Child-grooming dapat dikatakan sebagai bentuk kekerasan seksual yang umum terjadi namun tidak disadari. Ini umum terjadi karena pelaku memanipulasi tak hanya korban namun juga orang dewasa di sekitar korbannya untuk medapatkan kepercayaan.
Korban sering tidak menyadarinya karena grooming tidak selalu soal aktivitas seksual, grooming bisa juga dilakukan untuk mendapatkan aspek relasional seperti hubungan asmara, tergantung pada motivasi pelaku. Child-grooming dapat dilihat dari perilaku atau tindakan orang dewasa yang menjalin hubungan sexual maupun hubungan romantis atau asmara dengan anak di bawah umur.
Hal yang mengerikan adalah pelaku bisa berasal dari manapun, bahkan keluarga korban itu sendiri. Sudah disepakati bahwa grooming adalah tindak kejahatan karena dapat mengarah kepada eksploitasi, prostitusi, perdagangan seks, maupun produksi pornografi terhadap anak.
Pelaku atau yang dapat disebut groomer mulanya akan melakukan seleksi terhadap korbannya mempertimbangkan karakter korbannya seperti fisik dan emosional. Groomer kemudian akan mulai menyelidiki latar belakang korbannya untuk menentukan langkah apa yang dapat ia lakukan selanjutnya.
Dalam proses selanjutnya, grooming diawali dengan pendekatan fisik saat berinteraksi dengan korban. Pelaku memanfaatkan ketidak pekaan anak terhadap sentuhan dengan cara mulai melakukan sentuhan non-seksual seperti menggelitik atau membelai kepala si anak.
Selanjutnya pelaku melakukan grooming psikologis dengan membenarkan perilaku seksual grooming dengan memberikan edukasi versinya bahwa hubungan seks maupun romantis antara anak-anak dan orang dewasa adalah suatu yang wajar. Percakapan yang terjadi semakin mengarah pada hal yang berbau seksual maupun romantis.
Korban dapat merasa bingung dengan manipulasi yang terjadi, karena pelaku melakukan pendekatan yang terlihat positif mengenai hubungan tidak wajar antara anak dan orang dewasa. Si anak kemungkinan tidak menyadari bahwa hal yang telah dibicarakan pelaku adalah sesuatu yang tidak pantas untuk terjadi.

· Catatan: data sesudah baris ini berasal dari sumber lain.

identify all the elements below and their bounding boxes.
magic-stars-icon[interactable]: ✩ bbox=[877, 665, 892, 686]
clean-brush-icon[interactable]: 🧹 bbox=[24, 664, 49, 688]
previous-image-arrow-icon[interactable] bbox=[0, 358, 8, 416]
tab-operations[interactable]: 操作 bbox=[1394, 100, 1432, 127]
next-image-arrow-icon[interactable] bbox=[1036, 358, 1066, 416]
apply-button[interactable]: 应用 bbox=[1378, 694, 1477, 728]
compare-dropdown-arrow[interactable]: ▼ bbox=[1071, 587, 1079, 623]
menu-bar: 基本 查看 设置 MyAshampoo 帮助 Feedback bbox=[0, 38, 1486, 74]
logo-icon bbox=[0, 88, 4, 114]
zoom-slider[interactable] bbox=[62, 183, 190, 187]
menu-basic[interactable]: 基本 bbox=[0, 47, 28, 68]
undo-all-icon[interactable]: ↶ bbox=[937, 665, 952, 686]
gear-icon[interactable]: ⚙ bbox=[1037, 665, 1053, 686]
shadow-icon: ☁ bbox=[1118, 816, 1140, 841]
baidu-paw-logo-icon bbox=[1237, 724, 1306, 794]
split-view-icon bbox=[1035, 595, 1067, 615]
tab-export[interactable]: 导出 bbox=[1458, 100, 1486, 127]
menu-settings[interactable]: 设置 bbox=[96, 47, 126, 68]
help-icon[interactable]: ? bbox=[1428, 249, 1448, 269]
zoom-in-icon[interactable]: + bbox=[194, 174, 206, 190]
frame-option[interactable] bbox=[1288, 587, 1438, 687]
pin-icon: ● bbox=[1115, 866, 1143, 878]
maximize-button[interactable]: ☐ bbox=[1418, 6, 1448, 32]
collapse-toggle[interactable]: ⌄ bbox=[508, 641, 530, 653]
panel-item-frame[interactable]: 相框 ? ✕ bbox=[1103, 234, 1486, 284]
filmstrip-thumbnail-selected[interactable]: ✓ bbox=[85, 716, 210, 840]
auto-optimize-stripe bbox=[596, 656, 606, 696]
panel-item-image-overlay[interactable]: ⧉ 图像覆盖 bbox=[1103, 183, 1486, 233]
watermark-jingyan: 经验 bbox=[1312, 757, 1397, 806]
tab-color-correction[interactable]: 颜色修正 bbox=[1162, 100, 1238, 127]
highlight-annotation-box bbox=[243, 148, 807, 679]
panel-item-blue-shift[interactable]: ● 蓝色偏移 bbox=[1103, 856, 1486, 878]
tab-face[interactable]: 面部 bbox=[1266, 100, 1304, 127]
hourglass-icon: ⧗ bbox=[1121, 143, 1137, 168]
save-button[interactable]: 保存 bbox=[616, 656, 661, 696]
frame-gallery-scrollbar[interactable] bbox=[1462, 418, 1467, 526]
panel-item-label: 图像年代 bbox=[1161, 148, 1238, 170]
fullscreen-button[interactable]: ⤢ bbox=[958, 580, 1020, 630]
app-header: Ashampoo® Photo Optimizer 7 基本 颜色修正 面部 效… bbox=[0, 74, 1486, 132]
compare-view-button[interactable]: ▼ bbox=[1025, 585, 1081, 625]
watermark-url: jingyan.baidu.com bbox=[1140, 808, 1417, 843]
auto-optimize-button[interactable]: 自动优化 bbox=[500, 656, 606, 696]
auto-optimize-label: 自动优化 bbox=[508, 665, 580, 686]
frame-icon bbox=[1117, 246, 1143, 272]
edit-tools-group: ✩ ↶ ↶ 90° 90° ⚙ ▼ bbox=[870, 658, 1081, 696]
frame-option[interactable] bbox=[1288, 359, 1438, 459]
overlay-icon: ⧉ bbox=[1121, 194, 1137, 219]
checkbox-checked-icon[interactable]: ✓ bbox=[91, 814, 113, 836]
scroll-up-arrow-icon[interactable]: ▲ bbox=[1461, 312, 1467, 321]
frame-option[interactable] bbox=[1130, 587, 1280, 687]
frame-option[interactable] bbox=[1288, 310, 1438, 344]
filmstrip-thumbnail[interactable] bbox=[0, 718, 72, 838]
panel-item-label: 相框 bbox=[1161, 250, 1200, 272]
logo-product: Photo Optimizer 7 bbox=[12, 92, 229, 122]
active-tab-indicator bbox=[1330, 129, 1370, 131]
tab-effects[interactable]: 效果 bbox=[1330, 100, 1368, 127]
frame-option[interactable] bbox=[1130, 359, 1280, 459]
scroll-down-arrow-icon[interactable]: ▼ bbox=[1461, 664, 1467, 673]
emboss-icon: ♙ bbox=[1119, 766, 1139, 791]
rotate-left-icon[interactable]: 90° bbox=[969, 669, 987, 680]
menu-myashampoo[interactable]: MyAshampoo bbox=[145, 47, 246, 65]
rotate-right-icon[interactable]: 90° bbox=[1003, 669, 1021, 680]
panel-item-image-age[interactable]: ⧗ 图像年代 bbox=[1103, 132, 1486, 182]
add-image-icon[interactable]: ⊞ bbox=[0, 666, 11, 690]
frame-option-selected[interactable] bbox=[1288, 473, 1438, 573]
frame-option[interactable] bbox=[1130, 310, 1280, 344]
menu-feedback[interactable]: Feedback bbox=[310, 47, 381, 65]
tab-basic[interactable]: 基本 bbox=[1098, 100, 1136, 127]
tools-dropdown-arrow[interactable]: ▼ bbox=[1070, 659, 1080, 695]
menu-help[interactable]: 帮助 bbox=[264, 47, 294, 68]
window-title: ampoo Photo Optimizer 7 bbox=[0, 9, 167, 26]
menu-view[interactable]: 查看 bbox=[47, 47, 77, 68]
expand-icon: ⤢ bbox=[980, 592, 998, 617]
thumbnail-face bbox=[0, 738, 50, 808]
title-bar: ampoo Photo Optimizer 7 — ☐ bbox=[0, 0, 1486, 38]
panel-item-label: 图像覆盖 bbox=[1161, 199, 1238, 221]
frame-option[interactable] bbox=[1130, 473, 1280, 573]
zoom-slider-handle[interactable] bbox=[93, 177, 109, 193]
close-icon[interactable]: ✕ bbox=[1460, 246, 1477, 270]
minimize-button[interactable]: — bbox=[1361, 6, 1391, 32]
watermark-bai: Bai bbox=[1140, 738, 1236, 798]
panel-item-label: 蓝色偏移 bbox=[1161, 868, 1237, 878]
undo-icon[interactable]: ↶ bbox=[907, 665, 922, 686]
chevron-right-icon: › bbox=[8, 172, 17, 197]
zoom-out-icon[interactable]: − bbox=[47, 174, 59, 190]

Bukan hanya kepada anak, pelaku juga melakukan pendekatan terhadap orang dewasa di sekitar korban, dengan menciptakan kondisi-kondisi bahwa ia adalah orang yang dapat dipercaya untuk merawat si anak.
Kepercayaan yang telah terbangun nantinya akan membuat pelaku merasa nyaman untuk melanggar batasan antara anak dan orang dewasa. Grooming psikologis juga ditunjukkan untuk meningkatkan kepatuhan dan menghindari adanya pengungkapan oleh si anak. Salah satu cara untuk melakukan hal ini adalah dengan mengisolasi anak dan mengasingkan mereka dari orang lain.
Mengisolasi anak akan menciptakan kondisi yang menghalangi anak untuk memiliki orang kepercayaan yang bisa diajak dalam mengungkapkan pendapatnya. Anak juga seringkali sangat pandai menyimpan rahasia bila diminta. Terlebih lagi manipulasi yang dilakukan telah membuat si anak merasa perlu melindungi rahasianya dengan pelaku, karena pelaku adalah satu-satunya yang bisa ia percaya.
Selain kepercayaan, groomer juga melakukan strategi ancaman dan hadiah sebagai cara memanfaatkan kerentanan psikologis anak.
Terkadang manipulasi yang selama ini terjadi mengakibatkan rasa bersalah pada diri korban, karena pelaku selama prosesnya membuat korban berpikir bahwa hal buruk yang selama ini dialami korban adalah kesalahannya sendiri yang tidak mampu menahan atau menjaga diri.
Tentunya pengalaman setiap korban dapat berbeda-beda, karena pelaku seringkali mengadaptasikan strateginya bergantung pada karakter anak, respon korbannya selama proses grooming merupakan hal yang penting. Pelaku memerlukan tingkat “empati” tertentu selama proses grooming untuk mengenali karakter dan reaksi anak.
Empati yang dilakukan melibatkan pengenalan emosi, pengambilan perspektif, replikasi emosi, dan pengambilan keputusan berdasarkan reaksi korban. Pelaku biasaya menyadari bahwa korban mengalami kesusahan namun memilih mengabaikannya untuk membenarkan diri mereka dari penilaian negatif, ini semakin memungkinkan mereka untuk terus melakukan kekerasan fisik dan psikis terhadap anak.